Having publicly thanked Jude Brimble for “bringing everyone together” on this issue because “schemes like this can only thrive if there’s a genuine partnership approach” to matters at hand, the Labour minister then stressed that much more work is still to be done.

“We need to know more on the nature of the crimes perpetrated against security staff,” urged Campbell. “It’s obvious there’s a larger cohort of young offenders involved these days, but we need robust intelligence at our fingertips. Only by harbouring that intelligence can we hope to ensure our response is targeted and correct, and that it will deliver the results we need.”

The minister stressed that much more has to be done to prevent crime. A welcome statement, but a tad ‘off message’ given that any lay person reading some of the pronouncements on the Home Office’s website could be forgiven for believing that criminality isn’t a significant issue in the UK in the year 2010.

“Retailers, managers in the banks and finance houses, high-ranking members of the police service. They must all step up to the mark and meet the very specific challenge laid down by SafeGuard,” urged the minister. “That challenge is for all of us to do much more in supporting frontline security officers, and to so sooner rather than later.”
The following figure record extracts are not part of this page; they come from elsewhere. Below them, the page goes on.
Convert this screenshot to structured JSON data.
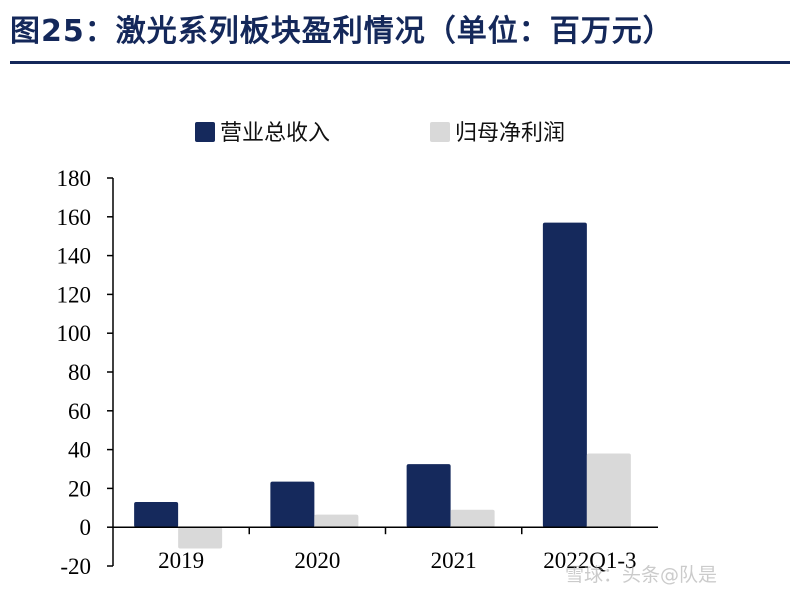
{
  "title": "图25：激光系列板块盈利情况（单位：百万元）",
  "watermark": "雪球：头条@队是",
  "colors": {
    "series1": "#15295c",
    "series2": "#d9d9d9",
    "title": "#14285a"
  },
  "chart_data": {
    "type": "bar",
    "categories": [
      "2019",
      "2020",
      "2021",
      "2022Q1-3"
    ],
    "series": [
      {
        "name": "营业总收入",
        "values": [
          13,
          23.5,
          32.5,
          157
        ]
      },
      {
        "name": "归母净利润",
        "values": [
          -11,
          6.5,
          9,
          38
        ]
      }
    ],
    "ylim": [
      -20,
      180
    ],
    "yticks": [
      "-20",
      "0",
      "20",
      "40",
      "60",
      "80",
      "100",
      "120",
      "140",
      "160",
      "180"
    ],
    "legend": "top",
    "grid": false
  }
}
GMB general secretary Paul Kenny was next to address the audience and, in time-honoured fashion, didn’t pull any punches whatsoever in an impassioned and quite brilliant off-the-cuff oration.

“The job of the security officer demands respect,” outlined Kenny. “These people are not something on the bottom of someone’s shoe. The industry and its Stakeholders must realise there’s a huge problem here, and that security contracts have to be effectively resourced. Lone workers, for example, must have security regimes in place that will genuinely protect them should something happen.”

Kenny – who made no bones about the fact that SafeGuard’s success will be measured in black and white statistics – went on to say: “There’s always plenty of political outcry when an attack is committed on a security officer, particularly if it’s a really serious assault, but we all know that you’re lucky if that assault even makes the local paper, let alone the national news agenda.”

Like myself and many others, he’s appalled that there’s no real bank of statistics measuring the sheer scale of the problem. “We don’t really know what the true figures are, and yet we’re talking about sickening violence against ordinary working men and women. It’s not acceptable for people to be battered and bruised on duty. Employers wouldn’t put up with it, so why should members of their workforce?”

Tellingly, Kenny then turned to Campbell. “As a politician, you would not accept someone entering The Pitt Room and either verbally or physically assaulting you. We need zero tolerance on this subject.” I sincerely hope Campbell and the other ministers in the room got the message.

According to Kenny, it’s often the case that security officers are afraid to speak up about the aggression shown towards them for fear of reprisals from their superiors. They’re also afraid to have any kind of time off work because, literally, they cannot afford to. “Basic sick pay and victim support packages have to be part of the mix,” added Kenny. Hear, hear.

While calling for the security guarding companies to be honest with themselves – and the rest of us – about the true scale of attacks, Kenny asserted that the ‘wish list’ set out in the SafeGuard Charter “cannot be achieved on the cheap”.

“Security companies have ducked this issue for far too long and, frankly, so have the politicians. They have to agree to a set of standards in the security sector below which nobody is allowed to go. The continual squeezing of margins on guarding contracts is not acceptable now and it has never been. That practice creates victims, and it’s one that would not be accepted in any other business sector.”